Helen 3/1/2019 8:21 am
George is right, it should read "Arab woman" not "Acrobat". In the original, Anastasia wrote "Arrrrabka", which means "Arab woman", but I can see how it can be misread as "Akrobatka" because of the extra Rs she used in the word. Btw, Anastasia was almost 17 when she wrote this letter, it is from May of 1918, so she was not a "little girl"... Just curious, whose translations did you use when quoting their letters for this article?
George Hawkins3/1/2019 8:08 am
I have just looked through my files from GARF. St Anastasia wrote арррабка, so "Arrrabian woman" emphasising the 'r'. A pity I can not attach a photo showing the original writing here.
George Hawkins3/1/2019 7:18 am
Editor, St Anastasia was not a little girl by the time she wrote that letter from Tobolsk. She was 16. Tanned as an acrobat is illogical; tanned as an Arab makes sense and is how it has been previously translated and published in English by Romanov historians.
Editor12/5/2018 5:50 am
George Hawkins: The original text does in fact say, "as if I were a real acrobat." This was the writing of a little girl.
Menadora John12/2/2018 8:57 am
Of St year Nicholas and family please orst unto God for Alaska and all of us!! We r in need of your prayers. God bless!
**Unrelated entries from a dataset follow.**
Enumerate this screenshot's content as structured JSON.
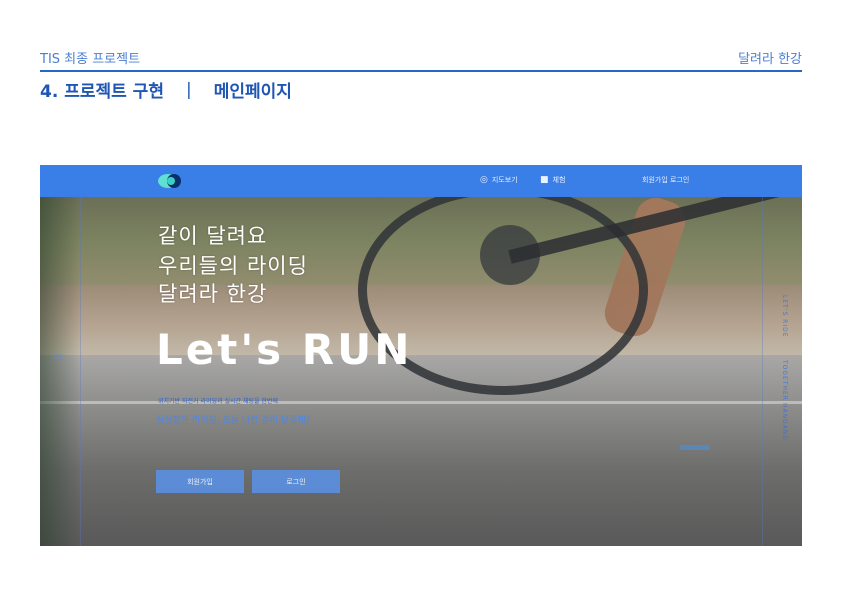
{
  "header": {
    "course": "TIS 최종 프로젝트",
    "project": "달려라 한강",
    "section_number": "4. 프로젝트 구현",
    "separator": "|",
    "section_page": "메인페이지"
  },
  "screenshot": {
    "nav": {
      "map_label": "지도보기",
      "rank_label": "체험",
      "signup_label": "회원가입",
      "login_label": "로그인"
    },
    "hero": {
      "line1": "같이 달려요",
      "line2": "우리들의 라이딩",
      "line3": "달려라 한강",
      "headline": "Let's RUN",
      "desc_small": "위치기반 자전거 라이딩과 실시간 채팅을 한번에",
      "desc_large": "심심했던 라이딩, 오늘 나랑 같이 달릴래?"
    },
    "buttons": {
      "signup": "회원가입",
      "login": "로그인"
    },
    "side": {
      "pager": "01",
      "label_a": "LET'S RIDE",
      "label_b": "TOGETHER",
      "label_c": "HANGANG"
    },
    "colors": {
      "nav_bg": "#3a7ee8",
      "accent": "#2866c7",
      "button_bg": "#5b8fe0"
    }
  }
}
George Hawkins12/1/2018 10:25 pm
The story about the cake and Skorohodov bothers me as the only known source of that story is the killer Ermakov in his fanciful tales to Richard Halliburton. Also bothersome are a number of errors in the article such as where it says Olga burned all her diaries - most of her diaries are extant and held at GARF. Anastasia's appear to all have been burnt and most of Maria's also though 1912, 1913 and 1916 are held at GARF. The translation about Anastasia being as tanned as an acrobat, should surely also read as tanned as an Arab. Otherwise, an interesting read.